Tuons dans l’oeuf l’idée qu’il y aurait des parlementaires responsables qui soutiendraient le texte et les autres. Nous avons abordé toute la complexité du sujet, notamment en matière de billettique. Nous pouvons avoir des visions opposées ; pour autant nous soutenons l’instauration d’une loi de financement pluriannuel des mobilités, en réponse au sous-investissement chronique. Nous avons voté l’article 1er sans réserve, alors que le Conseil d’orientation des infrastructures (COI) chiffre les besoins d’investissement à 220 milliards d’euros sur dix ans. Nous regrettons l’absence de calendrier précis pour l’examen d’une loi de programmation, qui risque d’être percuté par l’élection présidentielle.
Côté recettes, n’apparaissent que le fléchage des recettes des autoroutes et l’indexation des tarifs sur l’inflation. Nous proposons la mobilisation d’une fraction plus importante de taxe intérieure de consommation sur les produits énergétiques (TICPE), la majoration des taxes de séjour, une participation des grands logisticiens et une meilleure modulation du versement mobilité, bien loin de l’article 12, qui permet aux AOM d’indexer leurs tarifs sur l’inflation. Nous connaissons les difficultés budgétaires et défendons la libre administration des collectivités, mais les usagers ne doivent pas supporter seuls la note. C’est une injustice et un frein à l’usage des transports collectifs.
La gratuité n’est pas de l’idéologie mais une réalité dans plusieurs collectivités. En atteste un article de La Voix du Nord vantant la gratuité des transports à Dunkerque, où la fréquentation des transports collectifs a triplé. Certes, la gratuité a un coût, mais elle permet aussi de lutter contre le réchauffement climatique, d’améliorer le pouvoir d’achat et de lutter contre l’isolement.
Toute politique doit prévoir un financement et un cadre d’organisation robustes, or ce texte ne prévoit pas de financement immédiat.
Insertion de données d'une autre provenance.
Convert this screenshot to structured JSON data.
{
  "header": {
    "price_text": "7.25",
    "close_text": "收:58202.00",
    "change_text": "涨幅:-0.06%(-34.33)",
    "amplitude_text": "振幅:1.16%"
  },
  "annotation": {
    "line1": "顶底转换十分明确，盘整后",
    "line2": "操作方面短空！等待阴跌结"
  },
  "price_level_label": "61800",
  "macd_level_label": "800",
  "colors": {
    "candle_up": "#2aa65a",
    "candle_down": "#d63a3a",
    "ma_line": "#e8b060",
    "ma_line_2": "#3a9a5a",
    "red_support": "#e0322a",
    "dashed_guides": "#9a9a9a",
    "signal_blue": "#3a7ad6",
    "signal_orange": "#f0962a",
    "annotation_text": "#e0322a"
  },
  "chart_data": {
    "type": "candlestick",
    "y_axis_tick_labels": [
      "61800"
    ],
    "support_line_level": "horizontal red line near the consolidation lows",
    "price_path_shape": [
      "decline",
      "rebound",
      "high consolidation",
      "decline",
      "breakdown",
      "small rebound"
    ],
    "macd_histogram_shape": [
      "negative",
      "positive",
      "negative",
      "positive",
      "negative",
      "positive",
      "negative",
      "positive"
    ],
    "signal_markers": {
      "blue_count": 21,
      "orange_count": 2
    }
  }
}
Certaines mesures sont une conséquence directe du démantèlement du service public des transports et de l’ouverture à la concurrence, comme l’obligation faite à SNCF Connect d’ouvrir sa plateforme de vente de billets aux concurrents, alors que la SNCF reste le seul investisseur du fonds de concours : c’est la double peine.
Nous pourrions évoquer l’ouverture à de nouveaux partenariats publics privés, dont le danger de dette cachée est relevé par la Cour des comptes, qui les estime bien plus coûteux sur le long terme.
Nous regrettons l’absence d’ambition pour le fret ferroviaire, fluvial et maritime, ainsi que le peu de place accordée aux outre-mer.
Le Cese et les syndicats ont émis des réserves sur ce texte. Nous espérons que la navette parlementaire lui donnera plus de souffle, en l’expurgeant des mauvaises mesures.
Parce que ce texte n’est pas à la hauteur des enjeux, qu’il ouvre la porte à de nouvelles formes de concurrence et ne règle pas le problème de financement des transports, notre groupe ne le votera pas.